As a toddler, Storm Huntley accidentally poured a kettle of boiling water over herself, causing permanent scarring to her arm, shoulder and neck; she chooses clothing to conceal the scars.

Raised in Bishopbriggs in the northern part of Greater Glasgow, Storm Huntley attended Bishopbriggs High School before taking a degree in politics and economics from the University of Glasgow in 2008. She became involved in the university station’s Subcity Radio as well as hospital radio, spent time in London with a local community radio company (OnFM) and took a postgraduate diploma in broadcast journalism from the London College of Communication.

After a period of unpaid work experience, Storm Huntley found work as a researcher with BBC Scotland, became increasingly interested in weather reporting and took a short meteorology course with the Open University.

In June 2014 Storm Huntley joined STV’s new local STV Glasgow channel, presenting weather forecasts and features on its evening daily Riverside Show.

Since 2015, Storm Huntley has been involved in three shows on British terrestrial television – the seasonal CBeebies show Down on the Farm and The Wright Stuff and its replacement Jeremy Vine. Down on the Farm was nominated for a BAFTA Scotland Award in 2016.
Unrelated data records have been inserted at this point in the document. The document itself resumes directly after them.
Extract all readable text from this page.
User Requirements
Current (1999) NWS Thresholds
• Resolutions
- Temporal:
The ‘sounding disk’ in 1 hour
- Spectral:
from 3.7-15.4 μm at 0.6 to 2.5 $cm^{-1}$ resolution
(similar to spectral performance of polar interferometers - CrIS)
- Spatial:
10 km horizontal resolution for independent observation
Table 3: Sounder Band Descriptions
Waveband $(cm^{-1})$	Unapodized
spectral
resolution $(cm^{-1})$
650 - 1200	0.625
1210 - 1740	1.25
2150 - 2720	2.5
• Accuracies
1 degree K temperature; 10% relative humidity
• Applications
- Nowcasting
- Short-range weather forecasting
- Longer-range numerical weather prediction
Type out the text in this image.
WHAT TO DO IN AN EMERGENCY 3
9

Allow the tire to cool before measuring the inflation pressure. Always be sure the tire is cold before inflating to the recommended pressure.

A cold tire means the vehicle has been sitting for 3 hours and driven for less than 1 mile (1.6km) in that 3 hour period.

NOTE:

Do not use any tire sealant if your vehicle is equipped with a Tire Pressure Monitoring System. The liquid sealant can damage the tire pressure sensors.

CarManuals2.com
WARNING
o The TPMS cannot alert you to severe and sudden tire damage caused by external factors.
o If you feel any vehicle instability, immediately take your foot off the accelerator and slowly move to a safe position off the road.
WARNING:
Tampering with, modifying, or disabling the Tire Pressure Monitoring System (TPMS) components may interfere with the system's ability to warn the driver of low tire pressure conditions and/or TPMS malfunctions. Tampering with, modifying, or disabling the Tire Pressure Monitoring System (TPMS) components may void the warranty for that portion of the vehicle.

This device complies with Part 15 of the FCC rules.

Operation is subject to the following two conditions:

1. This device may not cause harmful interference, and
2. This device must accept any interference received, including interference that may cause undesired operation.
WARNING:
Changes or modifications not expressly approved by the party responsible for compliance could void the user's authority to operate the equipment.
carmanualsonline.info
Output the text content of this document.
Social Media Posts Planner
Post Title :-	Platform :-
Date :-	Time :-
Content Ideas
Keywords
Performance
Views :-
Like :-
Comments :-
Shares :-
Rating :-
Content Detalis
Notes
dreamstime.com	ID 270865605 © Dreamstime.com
On Channel 5’s daily live morning phone-in debate programme The Wright Stuff and its 2018 replacement Jeremy Vine, she is a co-host, screening and introducing callers to the hosts Matthew Wright and Jeremy Vine and reading out viewer correspondence. Storm Huntley joined STV’s new local STV Glasgow channel, presenting weather forecasts and features on its evening daily Riverside Show.